Editorial: Even more evidence of ineptitude
Tuesday, Feb. 13, 2001 | 8:45 a.m.
Las Vegas Sun subscribers have grown accustomed to stories about inept management and faulty science that are virtually embedded in the Yucca Mountain Project. But last week an anonymous letter surfaced, apparently written by a project insider, that will shock even jaded Nevadans. The letter to the U.S. Department of Energy's inspector general not only describes a project that is near failure, but it also details mismanagement, the skyrocketing costs of burying 77,000 tons of high-level nuclear waste and the project's adversarial relationship with a federal panel providing technical oversight.
Anonymous letters should be taken with a grain of salt, but this one contains details that indicates it came from an employee who has considerable knowledge about the program -- from top to bottom. The letter also should provide more fodder for a probe of the Yucca Mountain Project that already is under way. The DOE's inspector general started an investigation of the Yucca Mountain Project last month after the Sun reported that the federal department apparently had been collaborating with the nuclear power industry to gain approval to build a repository at Yucca Mountain.
The letter also mentions the program's out-of-control costs. The projected cost in 1995 was $36 billion, but today it's ballooned to $58 billion. An independent internal estimate, according to the letter, is that the cost actually will be $62 billion -- and possibly more. Aside from the costs, which are a critical issue in determining the feasibility of a repository, there also is the problem of Yucca Mountain's unsuitability to safely store high-level nuclear waste. It is disturbing to read the writer's acknowledgement that the DOE's rift with the Technical Waste Review Board, which provides guidance to the project, has hampered Yucca Mountain's assessment.
The writer also provides an internal board memo from the technical review board's executive director, Bill Barnard, who noted the disarray inside the DOE. "Without a well-defined plan for creating a technically defensible process for the secretary to select a repository design concept, it appears the DOE may be trying to sell 'a pig in the poke,' " Barnard wrote. Bob Alvarez, an employee under former Energy Secretary Hazel O'Leary, told the Sun that the letter cites common DOE management problems. "Typical of a large DOE project, and that includes Yucca Mountain, contractors are virtually given a blank check and there's no oversight," Alvarez said.

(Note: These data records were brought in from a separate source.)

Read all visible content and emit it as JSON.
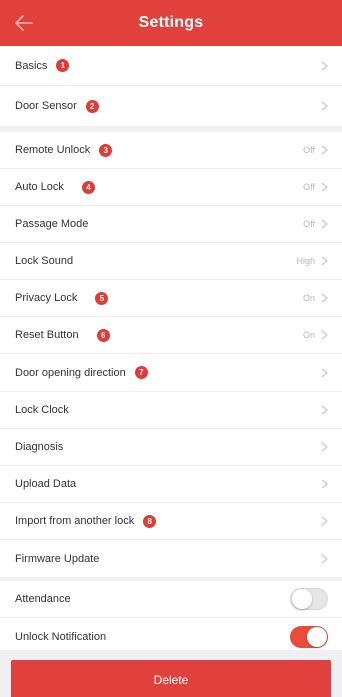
{
  "header": {
    "title": "Settings",
    "back_icon": "arrow-left-icon"
  },
  "colors": {
    "brand": "#e0413d",
    "badge": "#e23a35",
    "toggle_on": "#e94b3c"
  },
  "groups": [
    {
      "items": [
        {
          "label": "Basics",
          "badge": "1"
        },
        {
          "label": "Door Sensor",
          "badge": "2"
        }
      ]
    },
    {
      "items": [
        {
          "label": "Remote Unlock",
          "badge": "3",
          "value": "Off"
        },
        {
          "label": "Auto Lock",
          "badge": "4",
          "value": "Off"
        },
        {
          "label": "Passage Mode",
          "value": "Off"
        },
        {
          "label": "Lock Sound",
          "value": "High"
        },
        {
          "label": "Privacy Lock",
          "badge": "5",
          "value": "On"
        },
        {
          "label": "Reset Button",
          "badge": "6",
          "value": "On"
        },
        {
          "label": "Door opening direction",
          "badge": "7"
        }
      ]
    },
    {
      "items": [
        {
          "label": "Lock Clock"
        },
        {
          "label": "Diagnosis"
        },
        {
          "label": "Upload Data"
        },
        {
          "label": "Import from another lock",
          "badge": "8"
        },
        {
          "label": "Firmware Update"
        }
      ]
    },
    {
      "items": [
        {
          "label": "Attendance",
          "toggle": false
        },
        {
          "label": "Unlock Notification",
          "toggle": true
        }
      ]
    }
  ],
  "delete_label": "Delete"
}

If the Yucca Mountain Project were any other federal program with such huge cost overruns and mismanagement, it would have been shut down years ago. But this program has the kind of benefactor that other projects don't have -- namely the nuclear power industry, which provides a huge infusion of campaign contributions to members of Congress. Instead of canceling the program, congressmen often go out of their way to keep this project alive -- even if it means trying to weaken radiation safety standards so that it makes it easier for the repository to pass regulatory muster.
Many members of Congress also have looked the other way on problems at Yucca Mountain because they don't want the waste to stay on-site at the nuclear power reactors in their home states, or they don't want their own back yards to be considered for a repository if Yucca Mountain doesn't get approved. But as more evidence gathers about the folly of a repository in Nevada, and word spreads about the danger of shipping man's deadliest waste cross-country, the voices of reason are being heard. While a new contractor took over the reins of the Yucca Mountain Project on Monday, the problems there are so pervasive that it is essential the inspector general's probe continues unabated.